“Remember the Sabbeth day, to keep it holy,” reads one.
“Thou shalt not covet thy neighbor’s wife, nor his manservant, nor his maidseruent,” reads the last one.
Obviously, the Ten Commandments monument is itself problematic as a matter of constitutional law and the separation of church and state. Though the religious display was financed with private funds, its placement on the grounds of the state Capitol suggests officials are endorsing one faith’s religious text over all others — and legally, government is supposed to be neutral on matters of religion, not playing favorites.
What’s more, note that Oklahoma’s state-endorsed religious display uses the Protestant version of the Ten Commandments, not the Catholic or Jewish versions, and no other tradition’s tenets will receive equal treatment.
But even putting the legality aside, it didn’t occur to folks to check the spelling of the Ten Commandments? It’s one thing to fail to read the Constitution or court rulings on church-state separation, but it’s another to fail to read the sacred text you’re trying to promote.
Those responsible for the granite monument have promised to fix the errors.
Also from the God Machine this week:
* A discouraging court ruling last night: “A federal judge Friday night sided with a Christian publishing company in a lawsuit against the requirement included in Obamacare to provide co-pay free contraception to employees. US District Court Judge Reggie B. Walton issued a temporary stay on the rule. The company, Tyndale House Publishers, sued to be exempt from providing any contraception it equated with abortion, including Plan B and intrauterine devices (neither is actually an abortifacient).”
* The Rev. Franklin Graham claimed this week that President Obama only won because “evangelicals did not go to the polls.” In reality, evangelical turnout went up as compared to 2008, and they voted Republican in greater numbers than four years ago.
* As if Oklahoma’s Ten Commandments display weren’t troubling enough, a state judge this week ordered a teenager accused of manslaughter to attend church services every Sunday for 10 years (thanks to reader E.W. for the tip).
* Voters in Florida crushed Amendment 8, a ballot measure that would have allowed state officials to use public funds to subsidize religious ministries.
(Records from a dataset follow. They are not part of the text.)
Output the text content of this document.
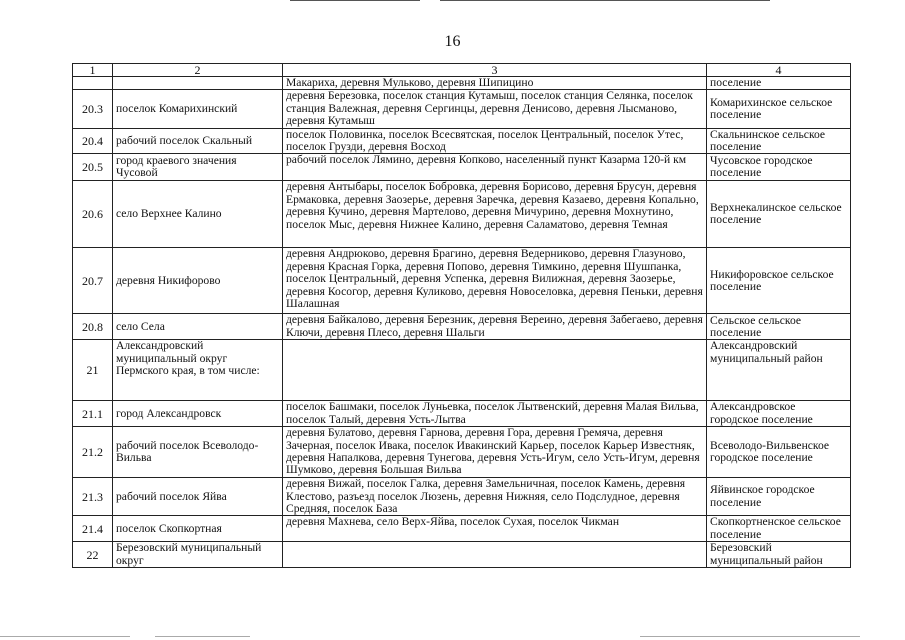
16
1	2	3	4
		Макариха, деревня Мульково, деревня Шипицино	поселение
20.3	поселок Комарихинский	деревня Березовка, поселок станция Кутамыш, поселок станция Селянка, поселок станция Валежная, деревня Сергинцы, деревня Денисово, деревня Лысманово, деревня Кутамыш	Комарихинское сельское поселение
20.4	рабочий поселок Скальный	поселок Половинка, поселок Всесвятская, поселок Центральный, поселок Утес, поселок Грузди, деревня Восход	Скальнинское сельское поселение
20.5	город краевого значения Чусовой	рабочий поселок Лямино, деревня Копково, населенный пункт Казарма 120-й км	Чусовское городское поселение
20.6	село Верхнее Калино	деревня Антыбары, поселок Бобровка, деревня Борисово, деревня Брусун, деревня Ермаковка, деревня Заозерье, деревня Заречка, деревня Казаево, деревня Копально, деревня Кучино, деревня Мартелово, деревня Мичурино, деревня Мохнутино, поселок Мыс, деревня Нижнее Калино, деревня Саламатово, деревня Темная	Верхнекалинское сельское поселение
20.7	деревня Никифорово	деревня Андрюково, деревня Брагино, деревня Ведерниково, деревня Глазуново, деревня Красная Горка, деревня Попово, деревня Тимкино, деревня Шушпанка, поселок Центральный, деревня Успенка, деревня Вилижная, деревня Заозерье, деревня Косогор, деревня Куликово, деревня Новоселовка, деревня Пеньки, деревня Шалашная	Никифоровское сельское поселение
20.8	село Села	деревня Байкалово, деревня Березник, деревня Вереино, деревня Забегаево, деревня Ключи, деревня Плесо, деревня Шальги	Сельское сельское поселение
21	Александровский муниципальный округ Пермского края, в том числе:		Александровский муниципальный район
21.1	город Александровск	поселок Башмаки, поселок Луньевка, поселок Лытвенский, деревня Малая Вильва, поселок Талый, деревня Усть-Лытва	Александровское городское поселение
21.2	рабочий поселок Всеволодо-Вильва	деревня Булатово, деревня Гарнова, деревня Гора, деревня Гремяча, деревня Зачерная, поселок Ивака, поселок Ивакинский Карьер, поселок Карьер Известняк, деревня Напалкова, деревня Тунегова, деревня Усть-Игум, село Усть-Игум, деревня Шумково, деревня Большая Вильва	Всеволодо-Вильвенское городское поселение
21.3	рабочий поселок Яйва	деревня Вижай, поселок Галка, деревня Замельничная, поселок Камень, деревня Клестово, разъезд поселок Люзень, деревня Нижняя, село Подслудное, деревня Средняя, поселок База	Яйвинское городское поселение
21.4	поселок Скопкортная	деревня Махнева, село Верх-Яйва, поселок Сухая, поселок Чикман	Скопкортненское сельское поселение
22	Березовский муниципальный округ		Березовский муниципальный район
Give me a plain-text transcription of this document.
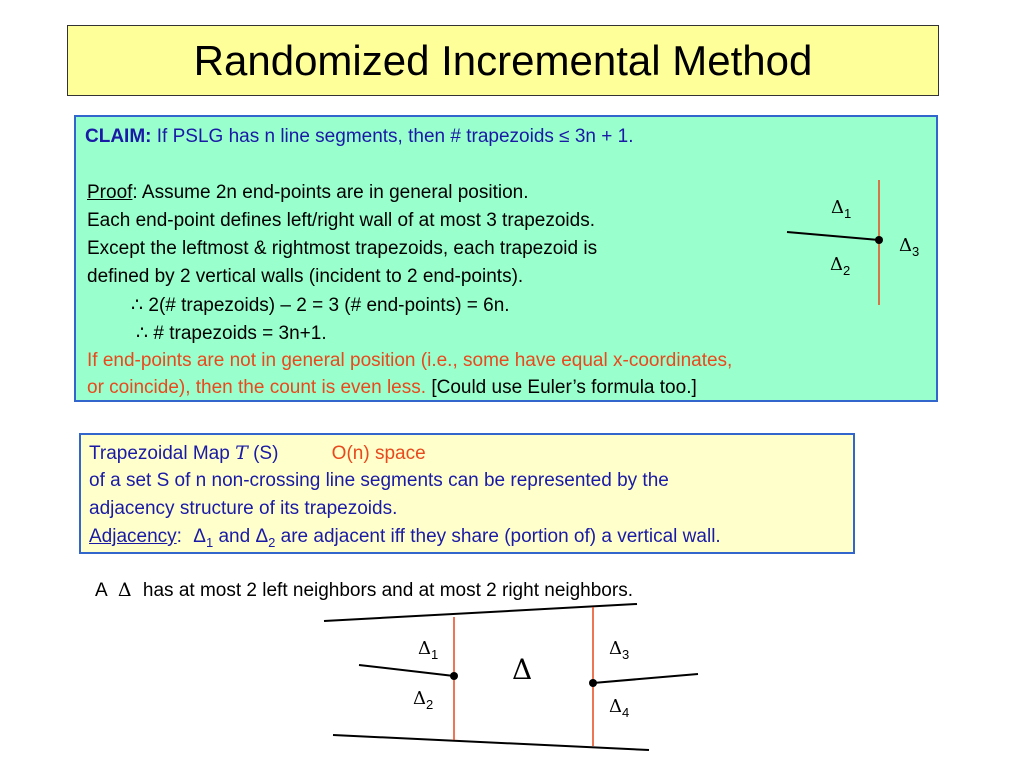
Randomized Incremental Method
CLAIM: If PSLG has n line segments, then # trapezoids ≤ 3n + 1.
Proof: Assume 2n end-points are in general position.
Each end-point defines left/right wall of at most 3 trapezoids.
Except the leftmost & rightmost trapezoids, each trapezoid is
defined by 2 vertical walls (incident to 2 end-points).
∴ 2(# trapezoids) – 2 = 3 (# end-points) = 6n.
∴ # trapezoids = 3n+1.
If end-points are not in general position (i.e., some have equal x-coordinates,
or coincide), then the count is even less. [Could use Euler’s formula too.]
Δ 1
Δ 2
Δ 3
Trapezoidal Map T (S)	O(n) space
of a set S of n non-crossing line segments can be represented by the
adjacency structure of its trapezoids.
Adjacency: $\Delta_1$ and $\Delta_2$ are adjacent iff they share (portion of) a vertical wall.
A Δ has at most 2 left neighbors and at most 2 right neighbors.
Δ 1
Δ 2
Δ 3
Δ 4
Δ
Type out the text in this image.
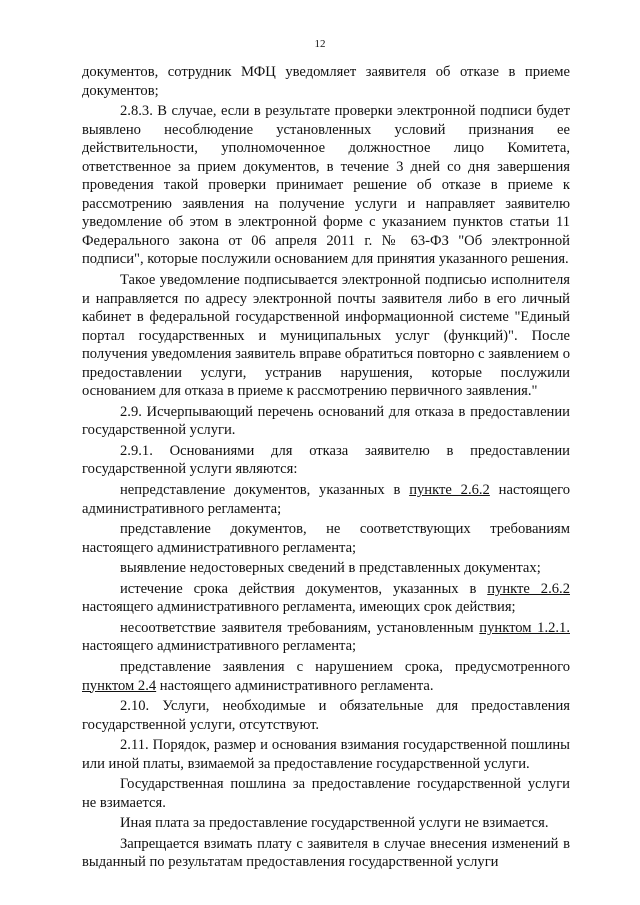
12

документов, сотрудник МФЦ уведомляет заявителя об отказе в приеме документов;

2.8.3. В случае, если в результате проверки электронной подписи будет выявлено несоблюдение установленных условий признания ее действительности, уполномоченное должностное лицо Комитета, ответственное за прием документов, в течение 3 дней со дня завершения проведения такой проверки принимает решение об отказе в приеме к рассмотрению заявления на получение услуги и направляет заявителю уведомление об этом в электронной форме с указанием пунктов статьи 11 Федерального закона от 06 апреля 2011 г. № 63-ФЗ "Об электронной подписи", которые послужили основанием для принятия указанного решения.

Такое уведомление подписывается электронной подписью исполнителя и направляется по адресу электронной почты заявителя либо в его личный кабинет в федеральной государственной информационной системе "Единый портал государственных и муниципальных услуг (функций)". После получения уведомления заявитель вправе обратиться повторно с заявлением о предоставлении услуги, устранив нарушения, которые послужили основанием для отказа в приеме к рассмотрению первичного заявления."

2.9. Исчерпывающий перечень оснований для отказа в предоставлении государственной услуги.

2.9.1. Основаниями для отказа заявителю в предоставлении государственной услуги являются:

непредставление документов, указанных в пункте 2.6.2 настоящего административного регламента;

представление документов, не соответствующих требованиям настоящего административного регламента;

выявление недостоверных сведений в представленных документах;

истечение срока действия документов, указанных в пункте 2.6.2 настоящего административного регламента, имеющих срок действия;

несоответствие заявителя требованиям, установленным пунктом 1.2.1. настоящего административного регламента;

представление заявления с нарушением срока, предусмотренного пунктом 2.4 настоящего административного регламента.

2.10. Услуги, необходимые и обязательные для предоставления государственной услуги, отсутствуют.

2.11. Порядок, размер и основания взимания государственной пошлины или иной платы, взимаемой за предоставление государственной услуги.

Государственная пошлина за предоставление государственной услуги не взимается.

Иная плата за предоставление государственной услуги не взимается.

Запрещается взимать плату с заявителя в случае внесения изменений в выданный по результатам предоставления государственной услуги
Despite the enthusiastic support of the religious right and Roman Catholic leaders, the measure lost 61 of the state’s 67 counties en route to an 11-point defeat.
* Note to those using “Jesus” as an online password: it’s one of the “most frequently used and easily guessable log-in phrases” (thanks to reader R.P. for the tip).
* And radical TV preacher Pat Robertson excused David Petraeus’ sex scandal this week, arguing that the former CIA director is “a man” who was overcome by “a good-looking lady throwing herself at him.”